I was born with a cleft lip and palate. Thankfully, I was treated by some of the best doctors on the planet, at the Mayo Clinic in Rochester. But I know rejection well: the moment a person unconsciously touches their lip while I’m talking to them, experience has taught me that there will be no second date, job interview, etc. (Don’t feel sorry for me, however; I’m a handsome guy—though it took me about 30 years to really believe that.)
And I empathize, somewhat. Otherness can be jarring for some, or at least noticeable. But I have become almost pathological at reading micro-expressions. I know where a person is looking at all times, and also where they’re trying not to look. As a teenager, this was maddening. And I could write treatises on the oblique prism of human relationships within this context (e.g., W. C. Shaw, in an article for the British Journal of Plastic Surgery (1981, pp. 237-246), explained that “the serious psycho-social difficulties that could be encountered in everyday life” by the facially deformed were bolstered by Goffman (1963), “who held that facial deformity was one of several conditions that could stigmatise individuals, making them less acceptable to the rest of society.” The earliest attitudes toward cleft lips, according to Bhattacharya, Khanna, and Kohli (2009), were centered around superstition, religion and charlatanism; “they were considered to harbour evil spirits” and were killed. In 1550, Olaus Magnus, archbishop of Uppsala, Sweden, proclaimed that the harelip (a disparaging term referring to the subject’s mouth’s resemblance to the mouth of a hare; Pierre Franco, in his Traité des Hernies (1561), called the bilateral cleft lip dent de lièvre, or hare’s tooth) occurred as a consequence of a pregnant woman “either eating or leaping over the head of a hare.” In 1708, Frederick V. of Denmark prohibited anyone with a facial deformity from being in the same room as a pregnant woman (Weiser, 1963). Into the late 19th century, when Keating opined that oroclefting was provoked in utero if the gestating woman merely looked at someone with a similar deformity, this superstitious hooey maintained until Philippe Frederick Blandin, with a doubtless wag of the head, suggested the reason for this embryological hiccup was the mid-face’s premaxilla and maxilla failing to unite,” and so forth).

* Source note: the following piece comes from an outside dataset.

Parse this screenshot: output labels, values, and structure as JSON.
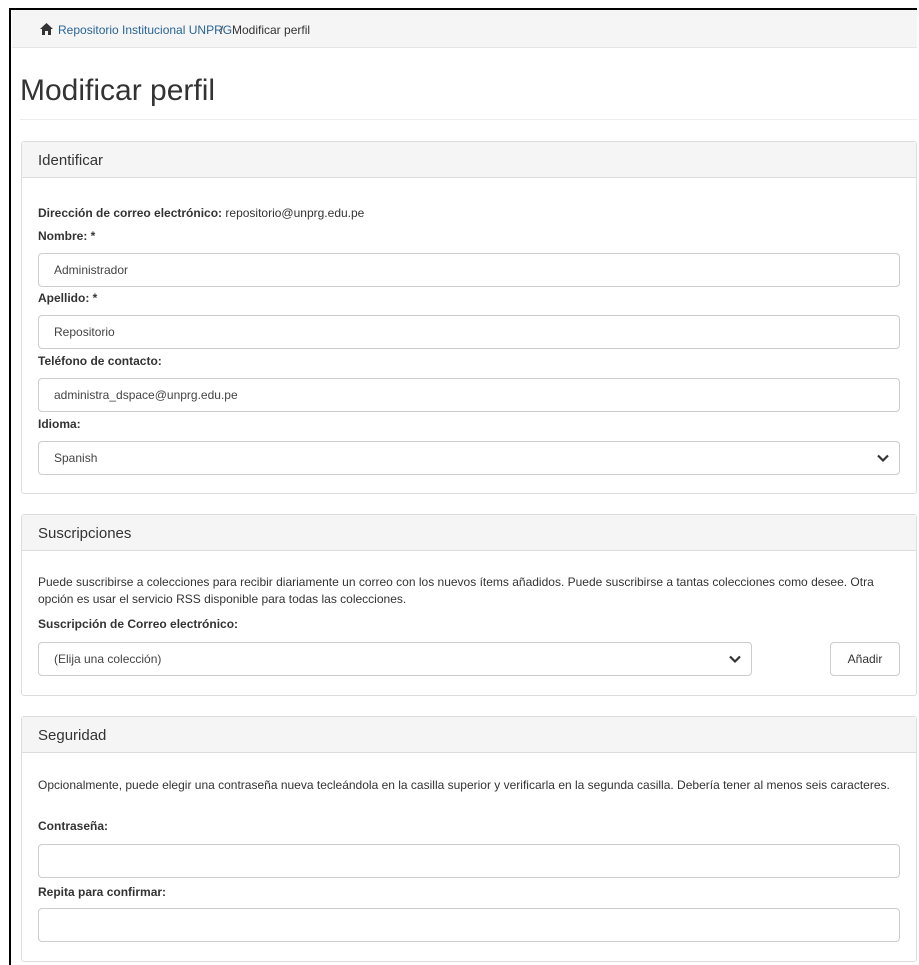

Often, when I meet a new date (for example), their eyes follow a pattern similar to the constellation Aries: Left eye, lip (lingering for roughly three milliseconds), and down to the right side of my chin. They usually blink twice, presumably processing the new information. It’s at this point that I find it difficult to turn on the charm.
However, I have begun to use this behavior as a filter, weeding out the kind of stunted and superficial energy that I’d prefer not to have in my orbit anyway. Using rejection to my advantage, as they say.